La garantie individuelle de pouvoir d’achat (GIPA) est une sorte de prime qui a été instituée par le décret n°2008-539 du 6 juin 2008 afin de compenser l’écart d’évolution du traitement indiciaire brut (TIB) sur une période de référence de 4 ans lorsque celui-ci a eu une évolution inférieure à l’inflation. Cette garantie bénéficie actuellement aux fonctionnaires des trois versants de la fonction publique ainsi qu’aux agents contractuels définis par le décret. Elle ouvre en outre des droits pour la retraite dans le cadre de la RAFP (la retraite additionnelle – par capitalisation – de la fonction publique) en dehors du plafond des 20%. Le dispositif de la GIPA a ensuite été reconduit annuellement et étendu progressivement pour comprendre l’ensemble des agents publics dont le TIB est égal ou inférieur au hors échelle B (indice 1071), ainsi qu’aux personnels sur emplois fonctionnels hors catégorie A. Le dispositif est cependant particulièrement mal conçu :

  • Tout d’abord le dispositif se déclenche quand bien même le revenu du fonctionnaire a augmenté plus vite que l’inflation en 4 ans, puisque les parts catégorielles et indemnitaires ne sont pas incluses dans le calcul du dispositif. Seul le traitement indiciaire de base (TIB) est concerné. Si le gouvernement compense les augmentations de pouvoir d’achat par des primes, la GIPA se déclenchera de toute façon.
  • Ensuite le dispositif n’est pas recentré sur les bas salaires, si bien que les revalorisations augmentent en progressant dans l’échelle des salaires jusqu’au hors échelle B[1]. Ce que cette prime différentielle sanctionne c’est notamment « les fonctionnaires bloqués au sommet de leur grille de rémunération[2] ». Le fameux « plafond de verre » que le ministre actuel de la Fonction publique Stanislas Guérini entend supprimer (avec les catégories) dans le cadre d’une réforme à venir de la fonction publique[3].
  • Pour les employeurs de la FPT et de la FPH il s’agit de contraintes budgétaires supplémentaires sur lesquelles les collectivités n’ont pas la main puisqu’il s’agit de mesures nationales décidées par décret. Ils paient cher le principe de parité appliqué à la gestion de l’ensemble des versants de la fonction publique en matière de mesures générales indiciaires[4].
  • Enfin, sa base juridique est extrêmement fragile puisqu’il ne s’agit que d’un dispositif réglementaire sans base législative, reconduit chaque année, et assortit d’une fiche d’impact environ tous les 2 ans. Le dispositif passe donc au-dessus de la tête du législateur et n’est pas systématiquement évalué chaque année par lui lorsqu’il vote les crédits de masse salariale de la FPE. 

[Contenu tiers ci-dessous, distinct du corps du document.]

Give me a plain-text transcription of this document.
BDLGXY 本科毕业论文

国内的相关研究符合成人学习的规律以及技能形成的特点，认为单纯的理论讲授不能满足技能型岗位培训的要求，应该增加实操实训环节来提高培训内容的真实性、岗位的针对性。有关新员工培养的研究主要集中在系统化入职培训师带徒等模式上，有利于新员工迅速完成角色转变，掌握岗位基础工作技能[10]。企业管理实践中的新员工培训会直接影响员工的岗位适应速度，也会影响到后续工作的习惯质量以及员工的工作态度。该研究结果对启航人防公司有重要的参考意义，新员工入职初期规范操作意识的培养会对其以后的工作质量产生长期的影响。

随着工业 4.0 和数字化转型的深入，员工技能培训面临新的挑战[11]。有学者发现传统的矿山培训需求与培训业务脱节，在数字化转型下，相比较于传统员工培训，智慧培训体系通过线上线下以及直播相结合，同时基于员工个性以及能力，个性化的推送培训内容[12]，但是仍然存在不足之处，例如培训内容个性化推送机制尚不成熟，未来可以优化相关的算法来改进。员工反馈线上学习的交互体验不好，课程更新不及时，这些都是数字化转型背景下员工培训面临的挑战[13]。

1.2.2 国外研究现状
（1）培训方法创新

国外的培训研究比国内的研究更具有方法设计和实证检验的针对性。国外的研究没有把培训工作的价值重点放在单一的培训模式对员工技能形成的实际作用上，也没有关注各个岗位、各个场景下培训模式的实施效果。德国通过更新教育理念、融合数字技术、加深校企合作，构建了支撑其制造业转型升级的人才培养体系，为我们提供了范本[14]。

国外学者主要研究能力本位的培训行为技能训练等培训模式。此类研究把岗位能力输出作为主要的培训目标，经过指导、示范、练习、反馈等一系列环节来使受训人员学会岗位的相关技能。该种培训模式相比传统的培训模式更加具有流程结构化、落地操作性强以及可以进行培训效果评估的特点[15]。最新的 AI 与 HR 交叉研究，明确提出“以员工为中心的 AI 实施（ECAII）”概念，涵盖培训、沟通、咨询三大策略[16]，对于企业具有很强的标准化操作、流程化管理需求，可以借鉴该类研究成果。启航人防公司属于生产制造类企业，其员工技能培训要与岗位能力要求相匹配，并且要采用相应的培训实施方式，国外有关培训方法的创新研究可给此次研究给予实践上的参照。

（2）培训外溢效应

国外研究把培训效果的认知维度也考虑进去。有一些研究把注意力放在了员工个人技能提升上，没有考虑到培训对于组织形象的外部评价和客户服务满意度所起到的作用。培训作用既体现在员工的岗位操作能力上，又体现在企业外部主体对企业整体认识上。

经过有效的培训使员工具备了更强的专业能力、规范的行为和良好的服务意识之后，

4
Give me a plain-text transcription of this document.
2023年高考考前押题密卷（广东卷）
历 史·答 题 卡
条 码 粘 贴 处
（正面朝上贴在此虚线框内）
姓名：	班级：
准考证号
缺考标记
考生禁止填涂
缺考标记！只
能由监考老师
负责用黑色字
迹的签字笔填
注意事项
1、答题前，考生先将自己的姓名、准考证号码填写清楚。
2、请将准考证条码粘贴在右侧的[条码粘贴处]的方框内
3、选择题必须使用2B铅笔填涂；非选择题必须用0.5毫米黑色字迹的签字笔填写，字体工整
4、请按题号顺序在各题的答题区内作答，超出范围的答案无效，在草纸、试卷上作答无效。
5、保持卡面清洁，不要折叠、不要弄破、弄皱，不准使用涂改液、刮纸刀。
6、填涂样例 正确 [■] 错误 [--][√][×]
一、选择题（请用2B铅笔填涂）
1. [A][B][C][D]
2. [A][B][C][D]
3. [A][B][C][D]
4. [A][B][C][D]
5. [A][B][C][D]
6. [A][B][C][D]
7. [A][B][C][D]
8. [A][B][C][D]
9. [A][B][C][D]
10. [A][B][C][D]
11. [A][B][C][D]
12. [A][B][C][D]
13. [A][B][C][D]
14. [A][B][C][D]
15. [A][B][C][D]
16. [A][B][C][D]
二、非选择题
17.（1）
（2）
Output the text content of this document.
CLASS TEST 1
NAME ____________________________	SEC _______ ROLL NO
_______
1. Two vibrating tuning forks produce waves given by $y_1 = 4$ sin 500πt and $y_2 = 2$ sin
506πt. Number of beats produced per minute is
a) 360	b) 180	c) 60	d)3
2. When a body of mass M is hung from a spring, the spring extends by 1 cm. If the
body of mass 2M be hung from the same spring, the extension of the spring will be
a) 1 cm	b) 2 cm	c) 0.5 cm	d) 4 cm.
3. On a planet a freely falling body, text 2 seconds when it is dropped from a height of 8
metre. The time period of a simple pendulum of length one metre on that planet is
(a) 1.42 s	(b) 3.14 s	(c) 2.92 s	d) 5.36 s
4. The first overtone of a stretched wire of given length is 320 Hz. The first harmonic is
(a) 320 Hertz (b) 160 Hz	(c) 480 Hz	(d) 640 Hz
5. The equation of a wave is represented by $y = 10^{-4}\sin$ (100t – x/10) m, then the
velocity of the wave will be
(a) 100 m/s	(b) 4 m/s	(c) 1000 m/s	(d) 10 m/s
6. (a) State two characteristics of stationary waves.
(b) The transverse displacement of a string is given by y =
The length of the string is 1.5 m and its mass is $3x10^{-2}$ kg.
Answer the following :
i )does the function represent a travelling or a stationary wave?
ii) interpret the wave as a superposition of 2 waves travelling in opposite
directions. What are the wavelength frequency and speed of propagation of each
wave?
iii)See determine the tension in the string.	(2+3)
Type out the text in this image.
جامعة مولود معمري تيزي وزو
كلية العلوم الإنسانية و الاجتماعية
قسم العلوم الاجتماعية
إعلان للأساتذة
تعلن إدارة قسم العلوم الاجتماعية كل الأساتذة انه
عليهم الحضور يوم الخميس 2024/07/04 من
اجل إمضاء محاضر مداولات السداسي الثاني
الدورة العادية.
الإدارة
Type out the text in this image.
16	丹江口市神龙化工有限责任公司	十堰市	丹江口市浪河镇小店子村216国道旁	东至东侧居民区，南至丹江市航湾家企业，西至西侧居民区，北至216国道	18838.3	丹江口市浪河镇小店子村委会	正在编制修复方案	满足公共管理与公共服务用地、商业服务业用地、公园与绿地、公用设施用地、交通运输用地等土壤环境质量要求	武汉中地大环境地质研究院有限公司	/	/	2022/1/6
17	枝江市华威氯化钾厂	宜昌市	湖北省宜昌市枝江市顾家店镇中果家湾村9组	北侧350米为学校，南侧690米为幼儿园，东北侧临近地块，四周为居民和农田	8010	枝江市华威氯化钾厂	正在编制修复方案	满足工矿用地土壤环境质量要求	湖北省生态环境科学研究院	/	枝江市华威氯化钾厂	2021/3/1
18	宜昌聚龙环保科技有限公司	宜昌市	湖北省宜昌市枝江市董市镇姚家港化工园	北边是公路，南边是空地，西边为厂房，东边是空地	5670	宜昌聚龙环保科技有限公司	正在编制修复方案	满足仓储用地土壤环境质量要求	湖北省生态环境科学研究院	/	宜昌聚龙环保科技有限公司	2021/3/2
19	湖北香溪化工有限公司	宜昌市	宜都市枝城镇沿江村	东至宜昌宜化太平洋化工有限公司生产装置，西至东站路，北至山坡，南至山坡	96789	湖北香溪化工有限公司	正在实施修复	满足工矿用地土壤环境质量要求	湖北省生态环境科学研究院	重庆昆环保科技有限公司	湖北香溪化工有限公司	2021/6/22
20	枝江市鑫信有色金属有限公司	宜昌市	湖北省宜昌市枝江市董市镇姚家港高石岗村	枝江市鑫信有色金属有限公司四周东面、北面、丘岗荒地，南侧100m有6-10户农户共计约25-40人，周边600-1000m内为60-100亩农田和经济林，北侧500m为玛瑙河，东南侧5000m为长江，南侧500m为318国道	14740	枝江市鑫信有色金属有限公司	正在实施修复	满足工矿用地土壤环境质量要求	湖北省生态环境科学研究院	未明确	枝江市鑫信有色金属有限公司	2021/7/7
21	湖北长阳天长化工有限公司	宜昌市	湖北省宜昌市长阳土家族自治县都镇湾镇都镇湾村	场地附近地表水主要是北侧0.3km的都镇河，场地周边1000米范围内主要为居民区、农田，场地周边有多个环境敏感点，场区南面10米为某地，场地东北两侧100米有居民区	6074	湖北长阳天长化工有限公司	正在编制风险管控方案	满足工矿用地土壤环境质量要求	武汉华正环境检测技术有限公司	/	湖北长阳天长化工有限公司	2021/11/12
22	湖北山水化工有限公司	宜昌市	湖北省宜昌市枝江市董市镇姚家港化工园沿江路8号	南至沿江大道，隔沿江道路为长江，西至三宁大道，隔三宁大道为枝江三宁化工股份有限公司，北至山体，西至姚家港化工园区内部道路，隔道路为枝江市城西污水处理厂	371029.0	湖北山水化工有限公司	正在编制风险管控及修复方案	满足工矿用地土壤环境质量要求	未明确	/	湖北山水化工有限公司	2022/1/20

Un coût statistique extrêmement variable et difficile à maîtriser

S’agissant tout d’abord de l’évaluation du coût du dispositif GIPA, celui-ci étant établi sur une base différentielle à partir des TIB des agents dans les trois fonctions publiques, par rapport à l’inflation constatée, et uniquement au bénéfice des agents dont le traitement indiciaire a évolué moins vite que cette dernière, son calcul est rendu particulièrement complexe en pratique. D’où des évaluations contradictoires, souvent infirmés en pratique, et extrêmement variables sur longue période d’une année à l’autre. Globalement toutefois, il est possible d’affirmer que le coût de la GIPA est moindre en cas de revalorisation active du point de fonction publique. Au contraire toute politique de « gel » a tendance à faire augmenter le coût de ce dispositif.

Les données statistiques disponibles sont éparses :

  • On dispose d’un rapport parlementaire faisant le point sur le coût de cette prime à l’occasion du PLF 2019[5] ;
  • On dispose également des fiches d’impact réglementaire quand elles existent des décrets de renouvellement du dispositif de 2008[6] ;
  • On dispose enfin des statistiques exécutées publiées par la DGAFP entre 2010 et 2021[7]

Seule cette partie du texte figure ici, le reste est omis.